The so-called “summer of hell” in New York City mass transit could come to end. That is, if lawmakers can come to a consensus on the best way to fund and fix serious issues with the Metropolitan Transit Authority.
After Gov. Andrew Cuomo declared a state emergency on the subway in late June, a number of elected officials — and even MTA officials — got to work on a plan to relieve commuters of delayed and overcrowded trains.
MTA chair Joe Lhota unveiled his plan to repair the antiquated transit system July 25, including signal repair, track replacement, and even removal of seats on some trains, which he claims would make more standing room — packing in as many straphangers as possible.
All said, the 30-point plan is expected to cost $836 million. And that leaves just one glaring question: Where is that money coming from?
A few of the major players in state and city government have already floated some ideas. Mayor Bill de Blasio wants to push Albany to finally take on his idea of a millionaire’s tax, forcing those who make more than $1 million annually to pay more. It’s a policy the mayor has advocated for years, and has more than once testified in support of it before lawmakers in Albany.
Then there is another old idea: Cuomo resurrected a decade-old plan for congestion pricing at city and state tolls, which would raise toll prices in heavily congested areas of New York, like Fifth Avenue for example, at peak hours in the day.
But they aren’t the only ones with an idea. Assemblyman Jeffrey Dinowitz — who chairs the committee on corporations, authorities and commissions, which oversees the MTA — has proposed a plan to earmark 2 percent of all state income revenues toward transportation needs all across New York State.
“There would be a pot of money that would be proportionally divided, not just to the MTA, but other transportation needs around the state,” the 23-year Assemblyman said of his plan. “It doesn’t leave anyone out. It’s not just for the city, it’s not even just for mass transit.”
The plan, Dinowitz said, would collect enough money to not only help bolster the MTA, but public transportation in places like Albany, and even road infrastructure elsewhere in upstate.

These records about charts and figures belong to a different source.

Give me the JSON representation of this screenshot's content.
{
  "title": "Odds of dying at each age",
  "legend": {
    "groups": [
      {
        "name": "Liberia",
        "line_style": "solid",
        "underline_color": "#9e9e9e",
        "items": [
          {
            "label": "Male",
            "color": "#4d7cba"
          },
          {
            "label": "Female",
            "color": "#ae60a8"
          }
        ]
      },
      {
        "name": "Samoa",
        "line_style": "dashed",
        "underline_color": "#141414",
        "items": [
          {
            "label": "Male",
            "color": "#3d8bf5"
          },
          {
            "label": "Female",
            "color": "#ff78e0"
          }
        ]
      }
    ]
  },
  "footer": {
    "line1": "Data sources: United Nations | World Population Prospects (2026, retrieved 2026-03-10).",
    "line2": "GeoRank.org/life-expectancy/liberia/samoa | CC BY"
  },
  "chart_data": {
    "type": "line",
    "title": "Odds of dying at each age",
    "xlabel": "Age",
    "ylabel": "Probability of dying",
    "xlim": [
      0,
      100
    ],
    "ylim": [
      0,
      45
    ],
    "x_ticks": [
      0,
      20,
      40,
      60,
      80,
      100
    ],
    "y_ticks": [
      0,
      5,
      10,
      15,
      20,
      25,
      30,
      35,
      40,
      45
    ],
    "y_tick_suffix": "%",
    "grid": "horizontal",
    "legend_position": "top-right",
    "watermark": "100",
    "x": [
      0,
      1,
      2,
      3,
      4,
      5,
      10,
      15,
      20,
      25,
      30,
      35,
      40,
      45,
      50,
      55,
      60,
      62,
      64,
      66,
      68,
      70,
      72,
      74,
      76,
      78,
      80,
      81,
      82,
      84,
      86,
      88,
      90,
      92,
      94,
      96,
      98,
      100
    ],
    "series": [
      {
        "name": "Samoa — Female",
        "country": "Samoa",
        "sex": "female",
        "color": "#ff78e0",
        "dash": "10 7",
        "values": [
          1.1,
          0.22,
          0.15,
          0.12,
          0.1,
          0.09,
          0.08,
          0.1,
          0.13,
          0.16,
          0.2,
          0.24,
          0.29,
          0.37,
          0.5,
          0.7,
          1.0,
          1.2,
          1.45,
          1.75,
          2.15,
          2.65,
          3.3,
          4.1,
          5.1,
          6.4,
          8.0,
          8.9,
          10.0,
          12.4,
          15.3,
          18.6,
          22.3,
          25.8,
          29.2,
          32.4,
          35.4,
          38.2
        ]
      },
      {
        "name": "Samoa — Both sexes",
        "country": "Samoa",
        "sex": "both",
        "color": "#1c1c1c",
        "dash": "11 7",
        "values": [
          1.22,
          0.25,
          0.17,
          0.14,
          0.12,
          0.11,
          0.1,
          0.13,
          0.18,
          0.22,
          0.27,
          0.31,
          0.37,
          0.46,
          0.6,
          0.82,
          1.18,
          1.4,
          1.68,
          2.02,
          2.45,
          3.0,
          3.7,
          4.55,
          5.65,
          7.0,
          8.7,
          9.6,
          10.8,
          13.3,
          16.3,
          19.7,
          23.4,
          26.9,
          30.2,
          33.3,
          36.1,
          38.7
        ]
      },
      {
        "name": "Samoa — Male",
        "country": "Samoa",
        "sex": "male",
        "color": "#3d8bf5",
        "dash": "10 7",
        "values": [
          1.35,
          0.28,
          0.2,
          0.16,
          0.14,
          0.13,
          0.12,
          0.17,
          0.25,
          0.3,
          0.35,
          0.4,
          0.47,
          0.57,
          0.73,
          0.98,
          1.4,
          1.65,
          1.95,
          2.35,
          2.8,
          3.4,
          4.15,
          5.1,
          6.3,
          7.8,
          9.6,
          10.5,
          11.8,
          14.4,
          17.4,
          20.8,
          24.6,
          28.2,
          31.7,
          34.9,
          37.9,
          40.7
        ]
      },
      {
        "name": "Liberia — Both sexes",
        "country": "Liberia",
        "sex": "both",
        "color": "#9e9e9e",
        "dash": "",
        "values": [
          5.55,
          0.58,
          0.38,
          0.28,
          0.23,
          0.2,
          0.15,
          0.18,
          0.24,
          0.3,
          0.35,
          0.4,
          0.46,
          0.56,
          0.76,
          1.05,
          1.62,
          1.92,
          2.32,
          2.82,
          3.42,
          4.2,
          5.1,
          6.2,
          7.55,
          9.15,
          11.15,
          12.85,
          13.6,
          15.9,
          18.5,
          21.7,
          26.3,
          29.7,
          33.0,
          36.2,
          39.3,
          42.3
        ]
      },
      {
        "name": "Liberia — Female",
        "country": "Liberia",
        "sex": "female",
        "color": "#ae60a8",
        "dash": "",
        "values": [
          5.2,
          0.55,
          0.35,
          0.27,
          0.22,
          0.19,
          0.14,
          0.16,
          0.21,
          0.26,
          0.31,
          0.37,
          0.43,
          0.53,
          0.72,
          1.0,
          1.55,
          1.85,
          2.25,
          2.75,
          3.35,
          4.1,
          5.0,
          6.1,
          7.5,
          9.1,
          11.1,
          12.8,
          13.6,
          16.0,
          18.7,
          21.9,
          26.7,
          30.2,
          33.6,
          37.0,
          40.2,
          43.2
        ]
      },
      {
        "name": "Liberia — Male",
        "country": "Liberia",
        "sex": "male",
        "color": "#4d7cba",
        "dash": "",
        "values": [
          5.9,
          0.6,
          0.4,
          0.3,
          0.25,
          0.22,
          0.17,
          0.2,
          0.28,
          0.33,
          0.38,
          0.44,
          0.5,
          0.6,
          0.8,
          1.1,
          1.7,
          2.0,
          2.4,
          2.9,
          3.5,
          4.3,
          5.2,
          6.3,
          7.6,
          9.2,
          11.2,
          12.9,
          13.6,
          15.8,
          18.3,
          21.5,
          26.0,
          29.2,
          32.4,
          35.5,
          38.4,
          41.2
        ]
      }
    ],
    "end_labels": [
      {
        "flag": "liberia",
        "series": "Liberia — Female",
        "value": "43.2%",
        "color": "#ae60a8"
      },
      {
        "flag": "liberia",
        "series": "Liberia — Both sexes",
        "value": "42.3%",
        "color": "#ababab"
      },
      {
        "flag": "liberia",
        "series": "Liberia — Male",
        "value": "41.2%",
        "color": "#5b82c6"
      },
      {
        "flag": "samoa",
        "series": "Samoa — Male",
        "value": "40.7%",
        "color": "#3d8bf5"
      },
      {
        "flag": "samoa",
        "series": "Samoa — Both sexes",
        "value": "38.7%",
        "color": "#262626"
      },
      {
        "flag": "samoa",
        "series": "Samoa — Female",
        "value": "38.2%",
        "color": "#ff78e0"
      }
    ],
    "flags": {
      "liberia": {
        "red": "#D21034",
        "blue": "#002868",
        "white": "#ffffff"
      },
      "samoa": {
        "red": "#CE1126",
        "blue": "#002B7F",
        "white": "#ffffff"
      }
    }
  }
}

“I think this is important because I think it has become clearer and clearer that public transportation, and particularly subways and buses, should be one of our highest priorities,” he said.

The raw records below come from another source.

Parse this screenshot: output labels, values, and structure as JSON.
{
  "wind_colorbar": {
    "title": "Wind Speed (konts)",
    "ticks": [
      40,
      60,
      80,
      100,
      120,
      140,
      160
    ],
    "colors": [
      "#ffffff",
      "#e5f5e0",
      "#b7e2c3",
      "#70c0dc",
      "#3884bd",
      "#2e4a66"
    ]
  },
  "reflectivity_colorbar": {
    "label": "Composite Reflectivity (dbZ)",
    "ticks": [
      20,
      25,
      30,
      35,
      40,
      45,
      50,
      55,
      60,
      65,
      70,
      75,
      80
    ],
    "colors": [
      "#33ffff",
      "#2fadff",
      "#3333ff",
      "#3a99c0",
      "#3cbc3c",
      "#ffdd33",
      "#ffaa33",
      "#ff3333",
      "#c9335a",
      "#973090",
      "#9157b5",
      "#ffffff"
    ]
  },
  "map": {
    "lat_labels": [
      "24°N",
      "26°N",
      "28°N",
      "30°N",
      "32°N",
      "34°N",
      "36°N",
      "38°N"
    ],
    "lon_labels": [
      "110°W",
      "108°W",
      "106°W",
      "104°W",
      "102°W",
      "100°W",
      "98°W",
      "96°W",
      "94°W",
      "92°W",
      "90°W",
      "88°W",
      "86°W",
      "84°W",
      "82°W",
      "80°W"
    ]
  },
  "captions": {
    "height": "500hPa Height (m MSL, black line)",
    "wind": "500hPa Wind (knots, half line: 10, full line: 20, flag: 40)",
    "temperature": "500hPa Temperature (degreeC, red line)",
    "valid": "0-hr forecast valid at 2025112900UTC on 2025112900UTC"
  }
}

But the idea, which could enter the legislative process in January when lawmakers go back to work, is not without its critics. Detractors of Dinowitz’s plan have warned against the prospect of earmarking money in the budget toward transportation for fear that it may take away funding from other major areas.
That’s a legitimate concern, Dinowitz admitted, but added that years of underfunding and overlooking transportation in infrastructure has resulted in a “dire situation” around the state. He even went as far as to say it should be considered as important and as essential a policy item as education and health issues.
“If there’s one thing everybody should have learned during these past several months while this has been on the front page is that our mass transit system ... is top a priority,” Dinowitz said. “This is crucial to millions and millions of New Yorkers who rely on the trains and the buses to get to work every morning.”
And the plan does not necessarily preclude other lawmakers’ ideas for subway funding, Dinowitz said. He said he would love to implement more than one plan to bring money to the MTA.
Take de Blasio’s millionaires’ tax, or a reinstitution of the commuter tax — which taxed the income of people who lived outside of New York City but commute in for work. The policy was done away with in 1999, much to Dinowitz’s chagrin, but he said there has been talk of bringing it back.
Restoring the tax could bring in as much as $900 million dollars per year, he said. That idea, however, may have little chance, since the number of legislators representing areas outside the city far exceed those who represent inside the city. It’s very unlikely they would support a tax that affects their constituents, but not people living in New York City.
But the biggest hurdle between getting major fixes for the MTA, Dinowitz said, is ensuring New York’s biggest personalities can work together for a solution. Those two are, of course, de Blasio and Cuomo, whose public feuds over the years have included everything from charter school funding to the death of a beloved deer in Harlem last December.
But Dinowitz says both the mayor and the governor have a great capacity to make good on their legislative promises. He pointed to de Blasio’s success at giving New Yorkers access to Universal Pre-K, and Cuomo’s fight to raise minimum wage to $15 per hour.
“These two guys have shown the ability,” Dinowitz said. “I think both Mayor de Blasio and Gov. Cuomo have shown they can do great things — when they want to.”